Flying to Spain - Spanish Mackerel Fishing Techniques

Flying to Spain - Spanish Mackerel Fishing Techniques


Flying to Spain

By Ben Jones

Any bite off the top is exciting, but there isn’t anything that gets the heart pumping more than a long silver torpedo exploding through the water at a 100 kilometres an hour taking your lure with it!  The speed at which a Spanish Mackerel will hit a top water lure out of the water is nothing short of incredible.  These fish literally glide out of the water and it is nothing for these weapons to get 3-4m clear of the waterline.


There are a few certain details that will help put you in the firing line, firstly is finding their location.  Spanish Mackerel are frequently found on many of the inshore reefs from the Mid Coast of New South Wales right north along the borders of Queensland, the Northern territory, and right round to the Mid-South coast of Western Australia.  There are a few important requirements such as bait, structure and preferably some current.  Any heavy reef with large pinnacles and ledges are always a good place to start.  Putting your topwater popper or stickbait past this area and working back to the boat will put you in the strike zone.


Techniques for top water will vary and it is worth trying all of them at some stage.  The first technique is popping, which is what I favour when the bite is quiet.  A large popper with big “bloops” and splashes seem to be irresistible.  Make sure though when working the lure that your Pops are consistently as big as possible. The part that I find the most tempting to the Spanish is a pause. Don’t be afraid to extend the pause either as so many hits occur when this is done.

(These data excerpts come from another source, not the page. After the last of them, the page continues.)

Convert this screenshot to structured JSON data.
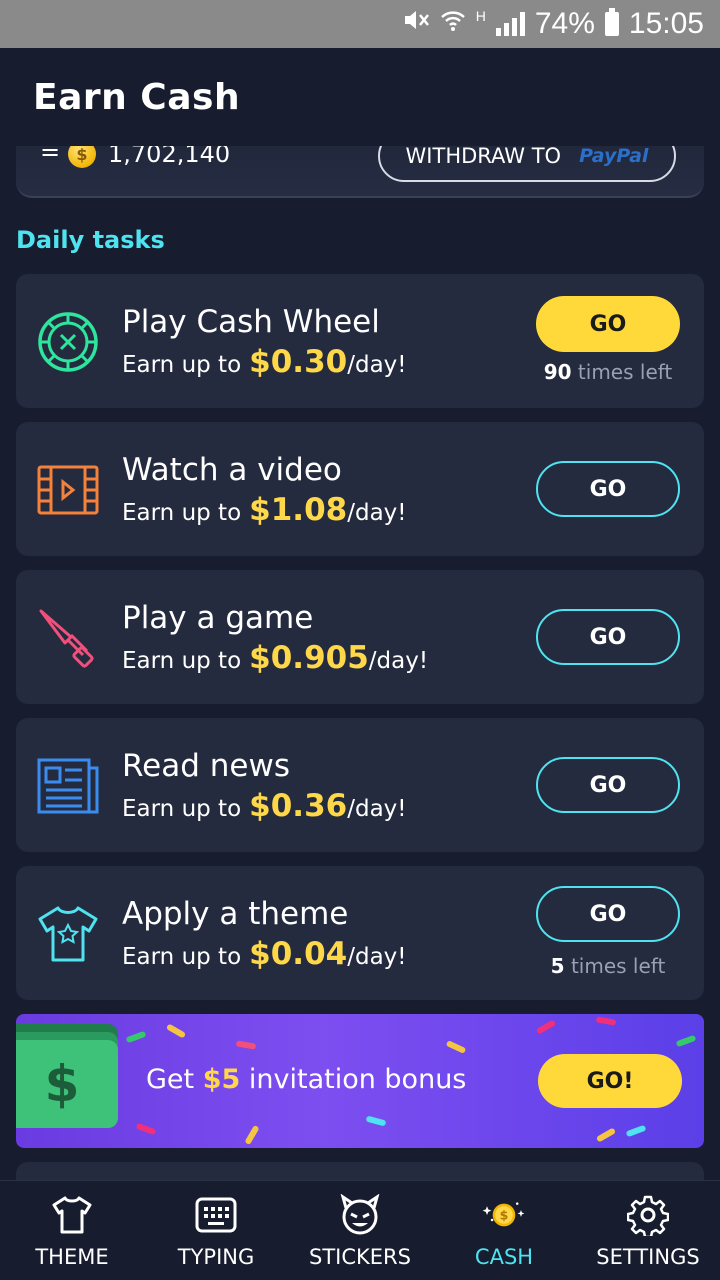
{
  "status_bar": {
    "network_letter": "H",
    "battery": "74%",
    "time": "15:05"
  },
  "header": {
    "title": "Earn Cash"
  },
  "balance": {
    "equals": "=",
    "value": "1,702,140",
    "withdraw_label": "WITHDRAW TO",
    "paypal_label": "PayPal"
  },
  "section_title": "Daily tasks",
  "tasks": [
    {
      "title": "Play Cash Wheel",
      "prefix": "Earn up to",
      "amount": "$0.30",
      "suffix": "/day!",
      "button": "GO",
      "times_count": "90",
      "times_text": "times left",
      "icon": "roulette-wheel-icon",
      "icon_color": "#2ee59d"
    },
    {
      "title": "Watch a video",
      "prefix": "Earn up to",
      "amount": "$1.08",
      "suffix": "/day!",
      "button": "GO",
      "icon": "film-strip-icon",
      "icon_color": "#f5823a"
    },
    {
      "title": "Play a game",
      "prefix": "Earn up to",
      "amount": "$0.905",
      "suffix": "/day!",
      "button": "GO",
      "icon": "knife-icon",
      "icon_color": "#f0507a"
    },
    {
      "title": "Read news",
      "prefix": "Earn up to",
      "amount": "$0.36",
      "suffix": "/day!",
      "button": "GO",
      "icon": "newspaper-icon",
      "icon_color": "#3b8cf0"
    },
    {
      "title": "Apply a theme",
      "prefix": "Earn up to",
      "amount": "$0.04",
      "suffix": "/day!",
      "button": "GO",
      "times_count": "5",
      "times_text": "times left",
      "icon": "tshirt-icon",
      "icon_color": "#4fe3f0"
    }
  ],
  "invite": {
    "prefix": "Get",
    "amount": "$5",
    "suffix": "invitation bonus",
    "button": "GO!",
    "bill_symbol": "$"
  },
  "nav": [
    {
      "label": "THEME",
      "icon": "tshirt-icon"
    },
    {
      "label": "TYPING",
      "icon": "keyboard-icon"
    },
    {
      "label": "STICKERS",
      "icon": "devil-face-icon"
    },
    {
      "label": "CASH",
      "icon": "coin-icon",
      "active": true
    },
    {
      "label": "SETTINGS",
      "icon": "gear-icon"
    }
  ],
  "colors": {
    "background": "#171c2e",
    "card": "#252b3f",
    "accent_cyan": "#4fe3f0",
    "accent_yellow": "#ffd93a"
  }
}
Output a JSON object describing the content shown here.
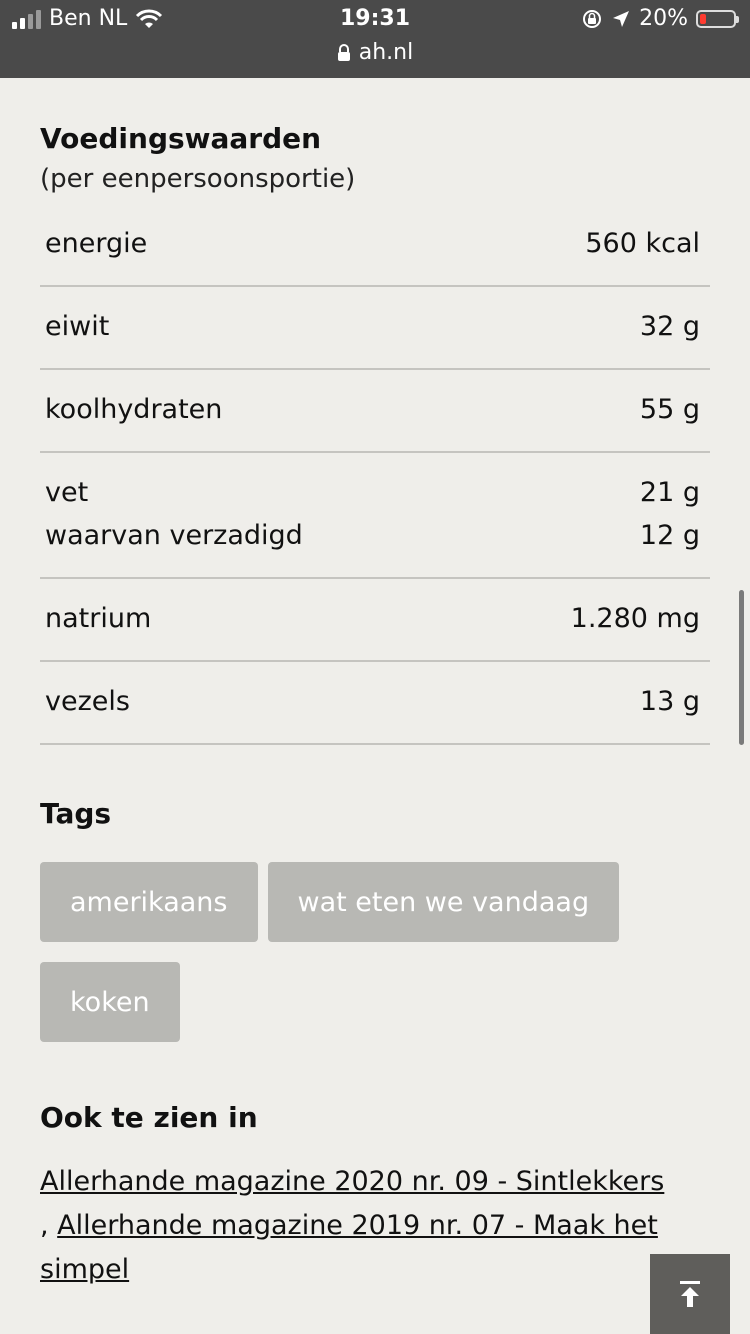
{
  "status_bar": {
    "carrier": "Ben NL",
    "time": "19:31",
    "url": "ah.nl",
    "battery": "20%"
  },
  "nutrition": {
    "title": "Voedingswaarden",
    "subtitle": "(per eenpersoonsportie)",
    "rows": [
      {
        "lines": [
          {
            "label": "energie",
            "value": "560 kcal"
          }
        ]
      },
      {
        "lines": [
          {
            "label": "eiwit",
            "value": "32 g"
          }
        ]
      },
      {
        "lines": [
          {
            "label": "koolhydraten",
            "value": "55 g"
          }
        ]
      },
      {
        "lines": [
          {
            "label": "vet",
            "value": "21 g"
          },
          {
            "label": "waarvan verzadigd",
            "value": "12 g"
          }
        ]
      },
      {
        "lines": [
          {
            "label": "natrium",
            "value": "1.280 mg"
          }
        ]
      },
      {
        "lines": [
          {
            "label": "vezels",
            "value": "13 g"
          }
        ]
      }
    ]
  },
  "tags": {
    "title": "Tags",
    "items": [
      "amerikaans",
      "wat eten we vandaag",
      "koken"
    ]
  },
  "also_in": {
    "title": "Ook te zien in",
    "separator": ", ",
    "links": [
      "Allerhande magazine 2020 nr. 09 - Sintlekkers",
      "Allerhande magazine 2019 nr. 07 - Maak het simpel"
    ]
  },
  "icons": {
    "back_to_top": "arrow-up-to-line-icon",
    "lock": "lock-icon",
    "wifi": "wifi-icon",
    "location": "location-arrow-icon",
    "rotation_lock": "rotation-lock-icon"
  },
  "colors": {
    "background": "#efeeea",
    "status_bar": "#4a4a4a",
    "tag_bg": "#b8b8b4",
    "back_to_top_bg": "#5f5e5b",
    "battery_low": "#ff3b30"
  }
}
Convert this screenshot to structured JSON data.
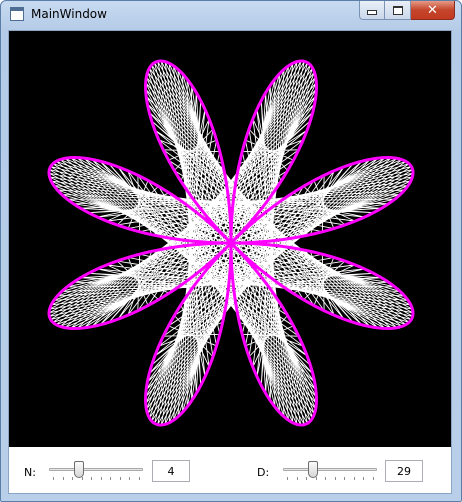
{
  "window": {
    "title": "MainWindow",
    "icons": {
      "app": "window-app-icon",
      "minimize": "minimize-icon",
      "maximize": "maximize-icon",
      "close": "close-icon"
    },
    "close_glyph": "✕"
  },
  "canvas": {
    "background": "#000000",
    "petals": 8,
    "outline_color": "#ff00ff",
    "mesh_color": "#ffffff"
  },
  "controls": {
    "n": {
      "label": "N:",
      "value": "4",
      "slider_fraction": 0.3
    },
    "d": {
      "label": "D:",
      "value": "29",
      "slider_fraction": 0.3
    }
  }
}
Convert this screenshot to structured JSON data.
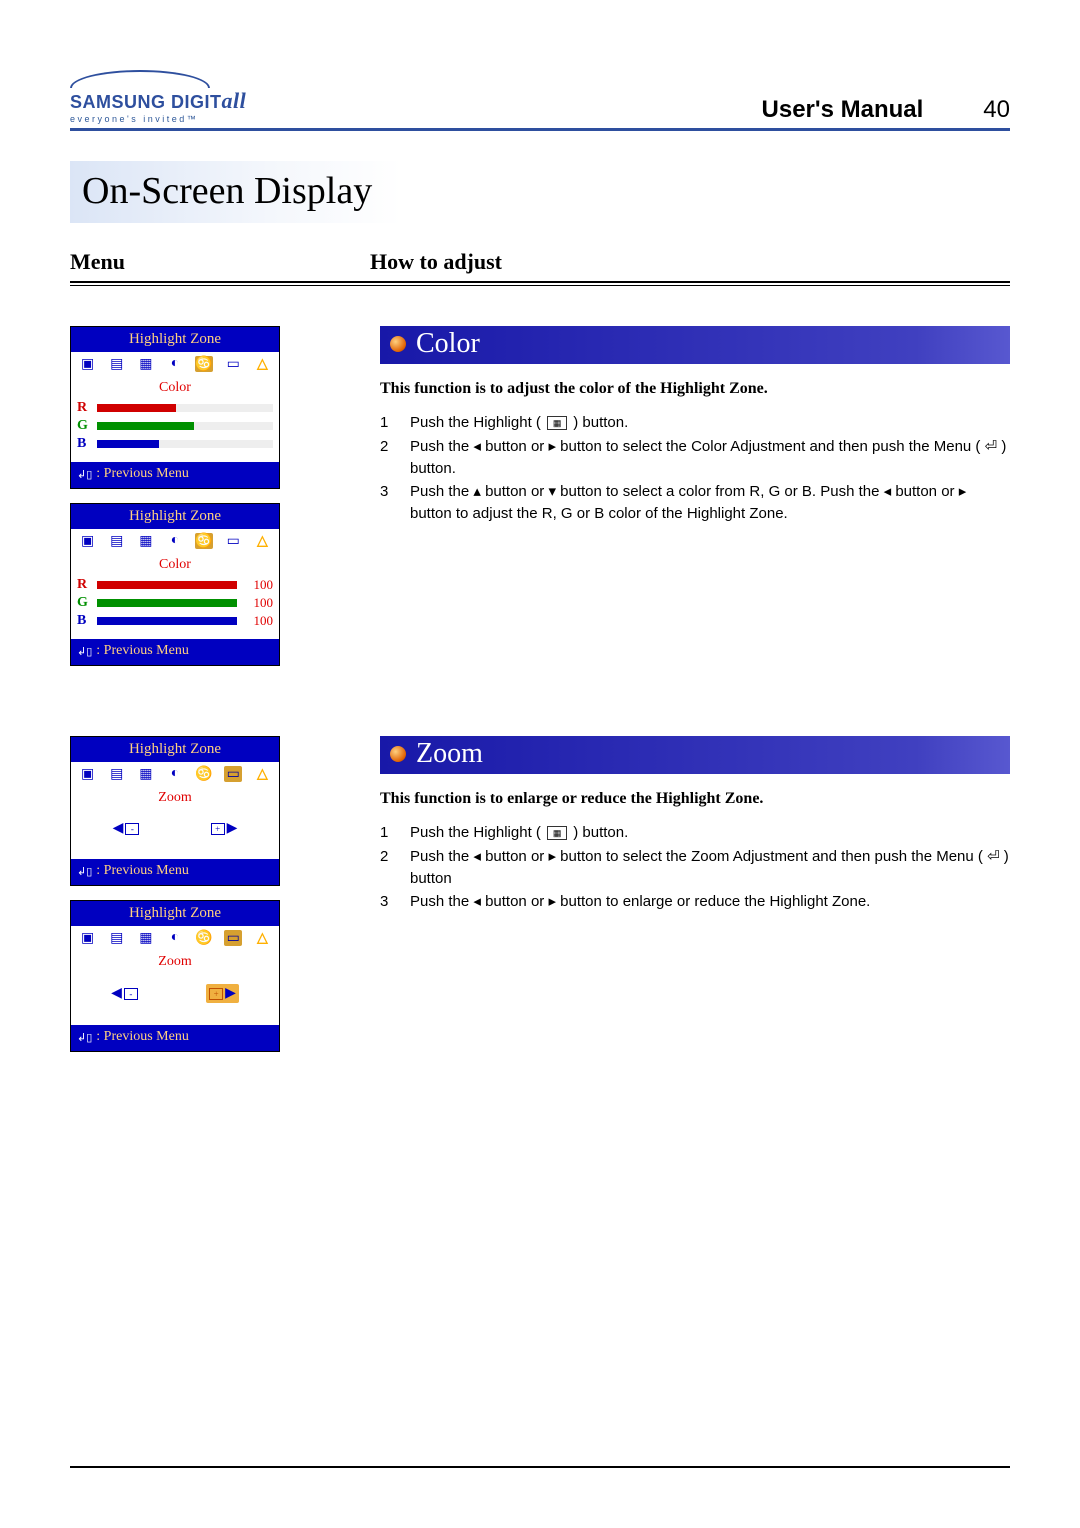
{
  "header": {
    "brand_main": "SAMSUNG DIGIT",
    "brand_suffix": "all",
    "brand_tag": "everyone's invited™",
    "manual": "User's Manual",
    "page": "40"
  },
  "page_title": "On-Screen Display",
  "cols": {
    "menu": "Menu",
    "howto": "How to adjust"
  },
  "osd": {
    "title": "Highlight Zone",
    "prev": ": Previous Menu",
    "color_label": "Color",
    "zoom_label": "Zoom",
    "color1": {
      "r_fill": 45,
      "g_fill": 55,
      "b_fill": 35
    },
    "color2": {
      "r": "100",
      "g": "100",
      "b": "100"
    }
  },
  "color_section": {
    "heading": "Color",
    "intro": "This function is to adjust the color of the Highlight Zone.",
    "steps": [
      {
        "n": "1",
        "pre": "Push the Highlight ( ",
        "mid": " ) button."
      },
      {
        "n": "2",
        "text": "Push the ◂ button or ▸ button to select the Color Adjustment and then push the Menu ( ⏎ ) button."
      },
      {
        "n": "3",
        "text": "Push the ▴ button or ▾ button to select a color from R, G or B. Push the ◂ button or ▸ button to adjust the R, G or B color of the Highlight Zone."
      }
    ]
  },
  "zoom_section": {
    "heading": "Zoom",
    "intro": "This function is to enlarge or reduce the Highlight Zone.",
    "steps": [
      {
        "n": "1",
        "pre": "Push the Highlight ( ",
        "mid": " ) button."
      },
      {
        "n": "2",
        "text": "Push the ◂ button or ▸ button to select the Zoom  Adjustment and then push the Menu ( ⏎ ) button"
      },
      {
        "n": "3",
        "text": "Push the ◂ button or ▸ button to enlarge or reduce the Highlight Zone."
      }
    ]
  }
}
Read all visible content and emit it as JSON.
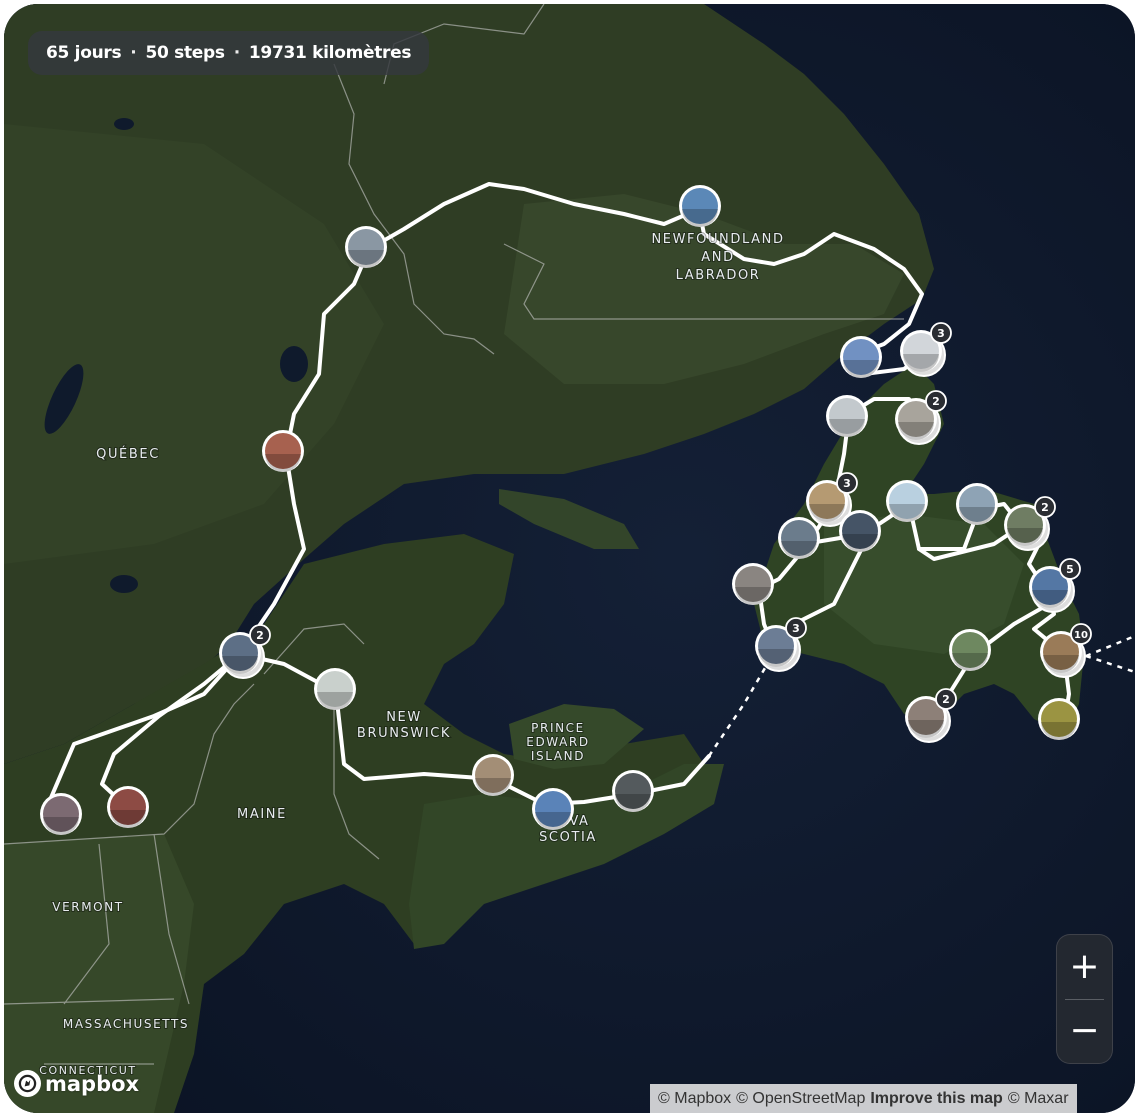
{
  "stats": {
    "days": "65 jours",
    "steps": "50 steps",
    "distance": "19731 kilomètres",
    "separator": "·"
  },
  "labels": {
    "newfoundland": [
      "NEWFOUNDLAND",
      "AND",
      "LABRADOR"
    ],
    "quebec": [
      "QUÉBEC"
    ],
    "new_brunswick": [
      "NEW",
      "BRUNSWICK"
    ],
    "prince_edward_island": [
      "PRINCE",
      "EDWARD",
      "ISLAND"
    ],
    "nova_scotia": [
      "NOVA",
      "SCOTIA"
    ],
    "maine": [
      "MAINE"
    ],
    "vermont": [
      "VERMONT"
    ],
    "massachusetts": [
      "MASSACHUSETTS"
    ],
    "connecticut": [
      "CONNECTICUT"
    ]
  },
  "step_markers": [
    {
      "id": "labrador-coast",
      "count": null,
      "photo": "#5b88b7"
    },
    {
      "id": "north-quebec",
      "count": null,
      "photo": "#8a97a3"
    },
    {
      "id": "central-quebec",
      "count": null,
      "photo": "#a7614f"
    },
    {
      "id": "quebec-city",
      "count": "2",
      "photo": "#5d6f86"
    },
    {
      "id": "vermont-border",
      "count": null,
      "photo": "#7c6a72"
    },
    {
      "id": "maine-west",
      "count": null,
      "photo": "#8d4b44"
    },
    {
      "id": "new-brunswick-falls",
      "count": null,
      "photo": "#c9d0cc"
    },
    {
      "id": "ns-beach",
      "count": null,
      "photo": "#a38e76"
    },
    {
      "id": "ns-bay",
      "count": null,
      "photo": "#5a83b8"
    },
    {
      "id": "ns-road",
      "count": null,
      "photo": "#545a5d"
    },
    {
      "id": "ferry",
      "count": null,
      "photo": "#7191c2"
    },
    {
      "id": "north-peninsula",
      "count": "3",
      "photo": "#d2d6da"
    },
    {
      "id": "iceberg-west",
      "count": null,
      "photo": "#c3c9cd"
    },
    {
      "id": "rocks",
      "count": "2",
      "photo": "#a8a49c"
    },
    {
      "id": "gros-morne",
      "count": "3",
      "photo": "#b59a72"
    },
    {
      "id": "west-coast",
      "count": null,
      "photo": "#6b7c8c"
    },
    {
      "id": "bay-view",
      "count": null,
      "photo": "#455466"
    },
    {
      "id": "iceberg-east",
      "count": null,
      "photo": "#b9d0e0"
    },
    {
      "id": "notre-dame",
      "count": null,
      "photo": "#8ea3b5"
    },
    {
      "id": "bonavista",
      "count": "2",
      "photo": "#6f7d63"
    },
    {
      "id": "corner-brook",
      "count": null,
      "photo": "#8a8581"
    },
    {
      "id": "port-aux-basques",
      "count": "3",
      "photo": "#6c7d95"
    },
    {
      "id": "terra-nova",
      "count": "5",
      "photo": "#5477a4"
    },
    {
      "id": "st-johns",
      "count": "10",
      "photo": "#9a7b58"
    },
    {
      "id": "avalon",
      "count": null,
      "photo": "#9b9442"
    },
    {
      "id": "south-coast-meadow",
      "count": null,
      "photo": "#6e8860"
    },
    {
      "id": "burin",
      "count": "2",
      "photo": "#8d8078"
    }
  ],
  "zoom": {
    "in": "+",
    "out": "−"
  },
  "logo": {
    "text": "mapbox"
  },
  "attribution": {
    "mapbox": "© Mapbox",
    "osm": "© OpenStreetMap",
    "improve": "Improve this map",
    "maxar": "© Maxar"
  }
}
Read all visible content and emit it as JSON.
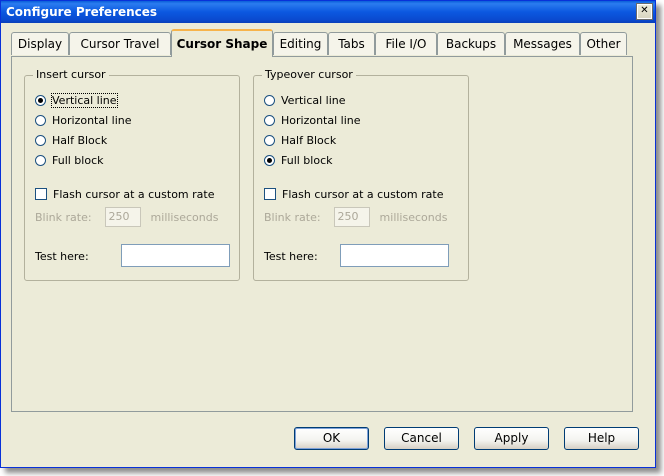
{
  "window": {
    "title": "Configure Preferences",
    "close_glyph": "✕"
  },
  "tabs": [
    {
      "label": "Display"
    },
    {
      "label": "Cursor Travel"
    },
    {
      "label": "Cursor Shape"
    },
    {
      "label": "Editing"
    },
    {
      "label": "Tabs"
    },
    {
      "label": "File I/O"
    },
    {
      "label": "Backups"
    },
    {
      "label": "Messages"
    },
    {
      "label": "Other"
    }
  ],
  "active_tab": "Cursor Shape",
  "insert": {
    "label": "Insert cursor",
    "options": [
      "Vertical line",
      "Horizontal line",
      "Half Block",
      "Full block"
    ],
    "selected": "Vertical line",
    "flash_label": "Flash cursor at a custom rate",
    "flash_checked": false,
    "blink_label": "Blink rate:",
    "blink_value": "250",
    "blink_unit": "milliseconds",
    "test_label": "Test here:",
    "test_value": ""
  },
  "typeover": {
    "label": "Typeover cursor",
    "options": [
      "Vertical line",
      "Horizontal line",
      "Half Block",
      "Full block"
    ],
    "selected": "Full block",
    "flash_label": "Flash cursor at a custom rate",
    "flash_checked": false,
    "blink_label": "Blink rate:",
    "blink_value": "250",
    "blink_unit": "milliseconds",
    "test_label": "Test here:",
    "test_value": ""
  },
  "buttons": {
    "ok": "OK",
    "cancel": "Cancel",
    "apply": "Apply",
    "help": "Help"
  },
  "colors": {
    "title_bar": "#0a5fd8",
    "dialog_bg": "#ecebd8",
    "active_tab_accent": "#f7b34a"
  }
}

The other more natural option is working stickbaits which can be used in a couple of different ways. Fast burning a floating stickbait across the top will work a treat around large bait schools.  This will represent a fleeing morsal.  Again though, a pause between fast burns will be very tempting to them.  Another good technique is slow sweeping your stick either sinking or floating.  This is done by pointing the rod at the lure and making a full low sweep of the rod, just past 90 degrees.  It is important to let your lure rest and settle between sweeps. Any quality stick bait will provide a natural action through the water using this style.  My personal favourite is the Shimano Ocea Rocket Dive which seems to give a unique tight action that will prove deadly on these speedsters.

While working either a popper or stickbait one of the most important things to remember is staying in touch with the lure.  So many times a Spaniard will hit you out of nowhere and if you’re not ready to take the slack and strike, you’ll lose that fish. 

If I am targeting Spanish, I’ll always fish a lighter drag which can be difficult when you know the by-catch is usually a beasty GT!  The blistering initial run can sometimes catch you unaware and can leave you skiing across the front deck if the drag pressure is locked down too tight.

Be ready for some frustrating hits and misses, bite offs and hook shakes, but that’s all a trade-off for what can only be described as impressive action from these topwater speedsters.